The asterisk refers to my skepticism about happiness surveys. But other people cite and believe this data, so I’ll play along and show the implications of the actual survey data.

Megan McArdle has a very nice article discussing the Danish model, cited by progressives like Bernie Sanders as something we should emulate. I agree with virtually everything in the article. Nonetheless, I’d like to add a few points that McArdle does not make in order to put this all into perspective.

One reason that progressives love Denmark is that it has a lot of social welfare spending, and its workers are highly productive.

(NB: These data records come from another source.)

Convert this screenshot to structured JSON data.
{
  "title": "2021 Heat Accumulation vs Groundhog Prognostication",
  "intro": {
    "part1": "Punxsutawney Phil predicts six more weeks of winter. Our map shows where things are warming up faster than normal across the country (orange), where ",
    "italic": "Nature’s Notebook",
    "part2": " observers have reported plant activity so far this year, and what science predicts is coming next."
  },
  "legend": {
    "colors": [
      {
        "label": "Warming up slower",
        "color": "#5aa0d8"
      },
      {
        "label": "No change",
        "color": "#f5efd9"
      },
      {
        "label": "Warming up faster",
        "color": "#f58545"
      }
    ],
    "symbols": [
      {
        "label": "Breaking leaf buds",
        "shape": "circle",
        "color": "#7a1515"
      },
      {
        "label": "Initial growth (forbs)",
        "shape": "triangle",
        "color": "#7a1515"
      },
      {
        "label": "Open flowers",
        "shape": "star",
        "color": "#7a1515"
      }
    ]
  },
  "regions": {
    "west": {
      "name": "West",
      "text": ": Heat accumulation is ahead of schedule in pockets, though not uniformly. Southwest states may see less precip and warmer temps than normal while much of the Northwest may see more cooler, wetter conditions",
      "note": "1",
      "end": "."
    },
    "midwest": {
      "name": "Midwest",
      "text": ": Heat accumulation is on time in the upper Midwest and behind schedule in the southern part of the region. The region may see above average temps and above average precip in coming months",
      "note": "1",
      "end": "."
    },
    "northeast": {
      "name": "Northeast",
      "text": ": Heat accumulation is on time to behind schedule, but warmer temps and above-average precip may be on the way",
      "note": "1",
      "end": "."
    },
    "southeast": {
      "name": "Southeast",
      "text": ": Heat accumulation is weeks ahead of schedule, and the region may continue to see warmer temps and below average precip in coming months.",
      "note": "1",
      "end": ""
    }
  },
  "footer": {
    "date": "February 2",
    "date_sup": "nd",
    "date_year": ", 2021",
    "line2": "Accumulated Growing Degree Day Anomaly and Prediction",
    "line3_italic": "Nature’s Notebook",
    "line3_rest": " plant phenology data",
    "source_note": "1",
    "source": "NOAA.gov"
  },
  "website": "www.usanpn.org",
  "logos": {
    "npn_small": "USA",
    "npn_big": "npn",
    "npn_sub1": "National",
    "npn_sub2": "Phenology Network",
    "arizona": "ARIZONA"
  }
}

Even so, GDP/person in America is about 20% higher than in Denmark (adjusted for PPP.) The gap between America and Europe as a whole is much larger, as Denmark is one of Europe’s richest countries.

Is there any evidence that this gap is due to Europe’s welfare state? I’d say yes. AFAIK, Switzerland is the only western European country with less government spending than America (as a share of GDP.) It’s also the only Western European country that is richer, apart from oil-rich Norway and a few tiny countries. High welfare spending leads to fewer hours worked, and this factor largely explains why Denmark is poorer than the US, and Europe as a whole is much poorer.

In my view it’s a mistake for progressives to cite Denmark’s high levels of happiness. If you compare the US to Europe as a whole, America is happier than more than 90% of Europe, weighted by population. Indeed the Netherlands is the largest European country that rates happier than America. And yet Europe as a whole has a much more extensive welfare state than America. And Europe as a whole is a far better comparison than Denmark—much more similar to America in terms of size and diversity of population. Unfortunately for progressives, Europe is much poorer and less happy than Denmark. Indeed the US is roughly 40% to 50% richer than the EU on a PPP basis. That’s partly due to fewer hours worked and partly due to lower productivity.

Putting this all together there’s really no evidence that social welfare spending makes Denmark a happy country. If they are happier (I’m agnostic on that point) it’s more likely due to their culture—a high trust society. Big government probably makes countries poorer than otherwise, and does not seem to make them happier. That’s the lesson I draw from looking at both Denmark and Europe as a whole.

PS. Ten years ago I wrote a long article on this topic, entitled “The Great Danes“.